China, Iraq reach deal to revive oil agreement

China and Iraq have reached a tentative agreement for a Chinese state-owned oil company to help develop the Ahdab oil field, an Iraqi Embassy spokesman said Thursday.

The deal was signed late Wednesday by Chinese officials and Iraqi Oil Minister Hussain al-Shahristani. It is meant to revive a project that was canceled after the 2003 U.S. invasion of Iraq.

"The initial agreement has been signed, and we are waiting to see the approval of both governments," said the spokesman, Sarhad Fatah. He said he could not release details or say when it might be approved.

Major oil companies have been reluctant to commit to deals in Iraq because Baghdad has yet to enact a law to govern the oil industry.

The government of former Iraqi President Saddam Hussein signed a deal in 1997 with China's oil company, government-owned China National Petroleum Corp.
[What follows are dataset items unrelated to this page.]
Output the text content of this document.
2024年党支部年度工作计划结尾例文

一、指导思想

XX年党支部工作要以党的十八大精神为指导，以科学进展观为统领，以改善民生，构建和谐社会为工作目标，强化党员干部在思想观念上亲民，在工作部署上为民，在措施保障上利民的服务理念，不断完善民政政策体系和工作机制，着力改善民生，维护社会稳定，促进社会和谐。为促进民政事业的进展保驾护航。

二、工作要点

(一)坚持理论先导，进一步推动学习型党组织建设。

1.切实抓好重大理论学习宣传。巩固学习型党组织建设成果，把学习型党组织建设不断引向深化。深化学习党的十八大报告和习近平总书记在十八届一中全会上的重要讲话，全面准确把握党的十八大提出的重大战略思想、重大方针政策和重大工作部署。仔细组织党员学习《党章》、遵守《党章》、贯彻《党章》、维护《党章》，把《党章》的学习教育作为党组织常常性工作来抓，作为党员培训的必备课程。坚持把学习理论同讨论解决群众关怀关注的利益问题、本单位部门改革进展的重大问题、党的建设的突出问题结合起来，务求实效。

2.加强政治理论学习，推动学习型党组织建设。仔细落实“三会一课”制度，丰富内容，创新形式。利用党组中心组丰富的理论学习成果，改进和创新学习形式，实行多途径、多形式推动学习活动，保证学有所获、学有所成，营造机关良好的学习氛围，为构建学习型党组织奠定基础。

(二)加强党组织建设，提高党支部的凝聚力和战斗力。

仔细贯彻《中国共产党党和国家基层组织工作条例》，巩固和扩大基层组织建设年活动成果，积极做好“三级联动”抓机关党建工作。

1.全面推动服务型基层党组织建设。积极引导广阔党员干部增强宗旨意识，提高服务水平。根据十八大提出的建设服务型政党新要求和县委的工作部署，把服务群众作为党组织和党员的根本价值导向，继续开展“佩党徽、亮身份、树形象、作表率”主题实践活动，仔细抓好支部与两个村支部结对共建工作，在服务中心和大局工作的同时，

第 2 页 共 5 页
It was to take effect once U.N. sanctions on Iraq's oil industry were lifted.

That contract, worth $1.2 billion at the time, gave a subsidiary of the Chinese company concessions to develop the field on a production-sharing basis for 22 years.

A CNPC spokesman, Liu Weijiang, said Thursday that he could not provide any information on the new agreement.

If it is approved, the agreement would be the first Saddam-era oil deal to be honored by the new Iraqi government.

A number of companies say they signed deals with Saddam's regime and demand that those be honored, or the countries involved be given priority on new agreements.

But the Iraqi statement said that some technical services contracts with other big petroleum companies might be postponed.

Iraq's oil ministry has consistently denied giving any advantage to companies with which Saddam signed deals, instead insisting that oil and gas fields and exploration blocks will be offered up for bids.

Iraq sits on more than 115 billion barrels of oil, but decades of wars, U.N. sanctions, violence and sabotage have battered its oil industry.

The Ahdab field is located in Shiite-dominated Wasit province, about 100 miles southeast of Baghdad. It has been the scene of sporadic attacks since the U.S.-led invasion in 2003.

As security improves, Iraq is trying to bring in foreign companies to help increase crude output from the current 2.5 million barrels a day to 3 million barrels a day by the end of 2008, and 4.5 million barrels a day by the end of 2013.

Shares in CNPC's publicly traded unit, PetroChina, gained 0.23 percent to 13.09 yuan early Thursday.